Sudikerta Kaget Dituntut 15 Tahun Penjara
GOOGLE NEWS
BERITABALI.COM, DENPASAR.
Kasus yang menjerat mantan Wakil Gubernur Bali, I Ketut Sudikerta dengan pihak bos Maspion Grup membutnya langsung 'shock' saat mendengar tuntutan hukuman dari tim Jaksa Penuntut Umum (JPU).
Sidang yang digelar di ruang Kartika, Pengadilan Negeri Denpasar, Kamis (12/12) Jaksa Eddy Artha Wijaya,SH dkk, mengajukan hukuman untuk Sudikerta cukup bikin pengunjung sidang kaget dan tidak menyangka.
"Memohon kepada majelis hakim untuk menjatuhkan hukuman pidana penjara kepada terdakwa selama lima belas tahun penjara dipotong selama terdakwa berada dalam tahanan. Menjatuhkan pidana denda sebesar Rp.5 miliar dan subsider enam bulan kurungan," baca Jaksa Eddy mewakili tim JPU.

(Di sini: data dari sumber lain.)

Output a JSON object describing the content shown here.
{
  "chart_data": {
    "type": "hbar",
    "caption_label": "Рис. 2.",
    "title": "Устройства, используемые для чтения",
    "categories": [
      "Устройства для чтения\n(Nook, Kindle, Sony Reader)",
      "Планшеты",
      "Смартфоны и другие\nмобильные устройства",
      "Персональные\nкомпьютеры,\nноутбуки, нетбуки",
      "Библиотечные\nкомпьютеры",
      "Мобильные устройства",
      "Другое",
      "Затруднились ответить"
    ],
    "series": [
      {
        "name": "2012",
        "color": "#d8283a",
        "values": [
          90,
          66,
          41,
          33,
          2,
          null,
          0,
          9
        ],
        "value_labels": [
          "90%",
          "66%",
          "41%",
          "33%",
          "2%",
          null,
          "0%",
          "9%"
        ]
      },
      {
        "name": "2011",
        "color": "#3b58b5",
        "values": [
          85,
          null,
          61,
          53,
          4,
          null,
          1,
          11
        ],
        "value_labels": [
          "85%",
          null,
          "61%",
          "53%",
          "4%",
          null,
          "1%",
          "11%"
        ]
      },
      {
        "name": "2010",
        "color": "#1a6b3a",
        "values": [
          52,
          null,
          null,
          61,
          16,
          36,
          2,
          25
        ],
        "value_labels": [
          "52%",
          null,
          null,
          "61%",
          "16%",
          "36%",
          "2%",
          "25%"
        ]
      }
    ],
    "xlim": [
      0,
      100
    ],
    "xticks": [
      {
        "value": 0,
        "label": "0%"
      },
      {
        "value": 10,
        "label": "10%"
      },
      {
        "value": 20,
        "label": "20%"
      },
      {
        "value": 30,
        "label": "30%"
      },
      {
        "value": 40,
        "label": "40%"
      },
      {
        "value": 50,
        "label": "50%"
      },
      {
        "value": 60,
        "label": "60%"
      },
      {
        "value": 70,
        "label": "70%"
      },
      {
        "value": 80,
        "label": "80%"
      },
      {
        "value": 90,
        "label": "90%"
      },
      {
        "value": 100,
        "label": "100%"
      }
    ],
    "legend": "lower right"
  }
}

Masih dalam amar tuntutannya, JPU di hadapan majelis hakim yang diketuai Esthar Oktavi,SH.MH menyatakan bahwa Sudikerta telah bersalah dengan sengaja melawan hukum sebagaimana diatur pada Pasal 378 KUHP Jo Pasal 55 ayat (1) ke-1 KUHP, sebagaimana dalam dakwaan pertama.
"Menyatakan terdakwa bersalah sebagaimana dalam dakwaan kedua, melanggar Pasal 3 UU RI.No.8 tahun 2010 tentang pencegahan dan pembrantasan tindak pidana pencucian uang," sambung Jaksa dari Kejati Bali di muka sidang.
Sudikerta yang sejak awal begitu seksama mendengarkan tim JPU membacakan tuntutan hukumannya, hanya bisa terdiam dan sambil menggelengkan kepala begitu ditegaskan lamanya hukuman penjara yang diajukan ke majelis hakim.
Menanggapi tuntutan JPU, pihaknya melalui kuasa hukum akan mengajukan pembelaan secara tertulis yang akan dituangkan dibacakan langsung olehnya pada agenda sidang lanjutan.
Sebagaimana tertuang dalam dakwaan kasus ini berawal pada 2013 lalu saat Maspion Grup melalui anak perusahaannya PT Marindo Investama ditawarkan tanah seluas 38.650 m2 (SHM 5048/Jimbaran) dan 3.300 m2 (SHM 16249/Jimbaran) yang berlokasi di Desa Balangan, Jimbaran, Kuta Selatan, Badung oleh Sudikerta.
Tanah ini disebut berada di bawah perusahaan PT Pecatu Bangun Gemilang, dimana istri Sudikerta, Ida Ayu Ketut Sri Sumiantini menjabat selaku Komisaris Utama. Sementara Direktur Utama dijabat Gunawan Priambodo.
Setelah melewati proses negosiasi dan pengecekan tanah, akhirnya PT Marindo Investama tertarik membeli tanah tersebut seharga Rp 150 miliar. Transaksi pun dilakukan pada akhir 2013.
Namun beberapa bulan setelah transaksi justru baru diketahui jika SHM 5048/Jimbaran dengan luas tanah 38.650 m2 merupakan sertifikat palsu. Sedangkan SHM 16249 seluas 3.300 m2 sudah dijual lagi ke pihak lain. Akibat penipuan ini, PT Marindo Investama mengalami kerugian Rp 150 miliar.
Usai sidang, Sudikerta menegaskan bahwa kasus ini hanya persoalan bisnis.
"Saya tekankan ini masalah bisnis. Tidak ada masalah soal hubungan dengan APBD, jadi bukan masalah korupsi," singkatnya.